Further to the recommendations of the Radicalisation Awareness Network, and to the work undertaken in the ongoing FP7 and other projects in the area, a better understanding of the causes and processes may lead to innovative, ethical solutions to counter violent actions taken by radicalized male or female individuals (policies for preventing violent extremism; counter-communication disseminated either online (YouTube, special forums, Twitter etc.) or offline (in the classroom or in one-to-one interventions for example), since preventing violent radicalisation is also about winning the hearts and minds and countering extremist propaganda; surveillance, investigation, and protection techniques; forensic tools), whilst preserving the fundamentals rights of the citizens.

While Societal Challenge 6 mainly focuses on studying the phenomenon of radicalization, in order to provide input to the successive policy-making, proposals under this topic should focus on developing policy recommendations and practical solutions to be implemented by security end-users.

In line with the EU's strategy for international cooperation in research and innovation[[COM(2012)497]] international cooperation is encouraged, and in particular with international research partners involved in ongoing discussions and workshops, with the European Commission.

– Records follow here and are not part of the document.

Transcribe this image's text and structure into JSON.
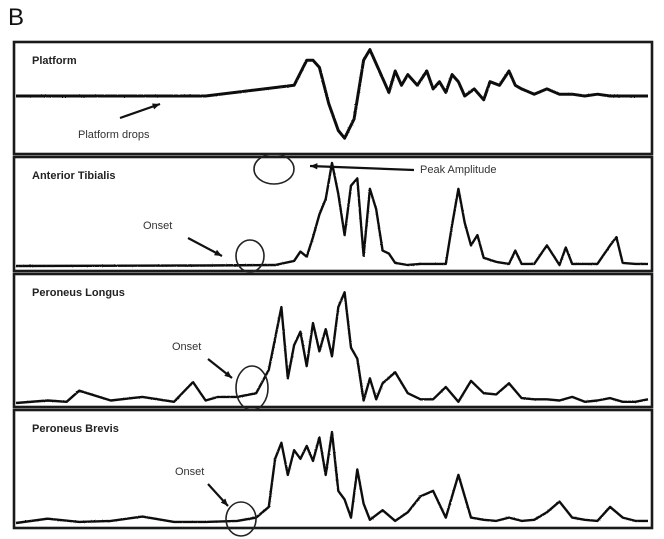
{
  "figure_label": "B",
  "chart_data": [
    {
      "type": "line",
      "title": "Platform",
      "annotations": [
        {
          "label": "Platform drops"
        }
      ],
      "series": [
        {
          "x": [
            0,
            30,
            44,
            46,
            47,
            48,
            49.5,
            51,
            52,
            53.5,
            55,
            56,
            57.5,
            59,
            60,
            61,
            62,
            63.5,
            65,
            66,
            67,
            68,
            69,
            70,
            71,
            72.5,
            74,
            75,
            76.5,
            78,
            79,
            80,
            82,
            84,
            86,
            88,
            90,
            92,
            94,
            96,
            100
          ],
          "values": [
            0,
            0,
            3,
            10,
            10,
            8,
            -2,
            -9,
            -11,
            -6,
            10,
            13,
            7,
            1,
            7,
            3,
            6,
            3,
            7,
            2,
            4,
            1,
            6,
            4,
            0,
            2,
            -1,
            4,
            3,
            7,
            3,
            2,
            0.5,
            2,
            0.5,
            0.5,
            0,
            0.5,
            0,
            0,
            0
          ]
        }
      ]
    },
    {
      "type": "line",
      "title": "Anterior Tibialis",
      "annotations": [
        {
          "label": "Peak Amplitude"
        },
        {
          "label": "Onset"
        }
      ],
      "series": [
        {
          "x": [
            0,
            30,
            41,
            44,
            45,
            46,
            47,
            48,
            49,
            50,
            51,
            52,
            53,
            54,
            55,
            56,
            57,
            58,
            59,
            60,
            62,
            64,
            66,
            68,
            69,
            70,
            71,
            72,
            73,
            74,
            76,
            78,
            79,
            80,
            82,
            84,
            86,
            87,
            88,
            90,
            92,
            94,
            95,
            96,
            98,
            100
          ],
          "values": [
            0,
            0.5,
            1,
            5,
            14,
            9,
            28,
            50,
            65,
            100,
            70,
            30,
            78,
            85,
            10,
            75,
            55,
            15,
            12,
            3,
            1,
            2,
            2,
            2,
            40,
            75,
            42,
            20,
            30,
            8,
            4,
            2,
            15,
            2,
            2,
            20,
            1,
            18,
            2,
            2,
            2,
            20,
            28,
            3,
            2,
            2
          ]
        }
      ]
    },
    {
      "type": "line",
      "title": "Peroneus Longus",
      "annotations": [
        {
          "label": "Onset"
        }
      ],
      "series": [
        {
          "x": [
            0,
            5,
            8,
            10,
            15,
            20,
            25,
            28,
            30,
            32,
            35,
            38,
            40,
            42,
            43,
            44,
            45,
            46,
            47,
            48,
            49,
            50,
            51,
            52,
            53,
            54,
            55,
            56,
            57,
            58,
            60,
            62,
            64,
            66,
            68,
            70,
            72,
            74,
            76,
            78,
            80,
            82,
            84,
            86,
            88,
            90,
            92,
            94,
            96,
            98,
            100
          ],
          "values": [
            0,
            2,
            1,
            10,
            2,
            5,
            1,
            17,
            2,
            5,
            5,
            8,
            27,
            78,
            20,
            47,
            58,
            30,
            65,
            42,
            60,
            38,
            78,
            90,
            45,
            36,
            2,
            20,
            3,
            16,
            25,
            8,
            3,
            3,
            13,
            1,
            18,
            8,
            7,
            16,
            4,
            3,
            3,
            2,
            5,
            1,
            2,
            4,
            1,
            1,
            3
          ]
        }
      ]
    },
    {
      "type": "line",
      "title": "Peroneus Brevis",
      "annotations": [
        {
          "label": "Onset"
        }
      ],
      "series": [
        {
          "x": [
            0,
            5,
            10,
            15,
            20,
            25,
            30,
            35,
            38,
            40,
            41,
            42,
            43,
            44,
            45,
            46,
            47,
            48,
            49,
            50,
            51,
            52,
            53,
            54,
            55,
            56,
            58,
            60,
            62,
            64,
            66,
            68,
            70,
            72,
            74,
            76,
            78,
            80,
            82,
            84,
            86,
            88,
            90,
            92,
            94,
            96,
            98,
            100
          ],
          "values": [
            0,
            4,
            1,
            2,
            6,
            1,
            1,
            2,
            5,
            15,
            60,
            75,
            45,
            68,
            60,
            72,
            58,
            80,
            45,
            85,
            30,
            22,
            5,
            50,
            18,
            3,
            12,
            2,
            10,
            25,
            30,
            5,
            45,
            5,
            3,
            2,
            5,
            2,
            3,
            10,
            20,
            5,
            3,
            2,
            15,
            5,
            2,
            2
          ]
        }
      ]
    }
  ]
}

Legal entities established in countries not listed in General Annex A and international organisations will be eligible for funding only when the Commission deems participation of the entity essential for carrying out the action.

Indicative budget: The Commission considers that proposals requesting a contribution from the EU of € 3million would allow for this topic to be addressed appropriately. Nonetheless this does not preclude submission and selection of proposals requesting other amounts.

Radicalisation leading to violent acts can have a huge impact on the society and its citizens: politically (seeding division between communities), economically, emotionally, and in terms of security. The roots of radicalisation are not well-known, whilst well-targeted response to emerging challenges of violent extremism cannot be developed without a full understanding of what drives the process of radicalisation and of how individuals may react to countermeasures. Also, terrorist groups and extremists are capitalising on advances in technology to spread propaganda and radical behaviours, but traditional law enforcement techniques are insufficient to deal with these new, evolving trends in radicalisation. The key in democratic societies is to ensure citizens’ rights to free thought – even radical thought – while protecting society from the fallout of illegal actions from violent radicalised groups and individuals.

As a result of this action, security policy-makers and law enforcement agencies should benefit from a full set of policy recommendations and tools aimed at improving their ability to prevent and detect radicalisation by national and local security practitioners in a timely manner, i.e. before individuals turn towards violent, criminal or terrorists acts, including:

  • Comparative analysis of different types of policies (e.g. preventive vs. legal and administrative measures) including counter-propaganda techniques;
  • Improved description of competencies, skills and characteristics of the various types of practitioners involved in preventing, detecting or countering violent extremism;
  • Improved information exchange between the different actors involved, including security practitioners, family of the radicalised individual, school/workplace of the radicalised individual;
  • Field-validation of new approaches to anti-radicalisation directly applicable to support practitioners.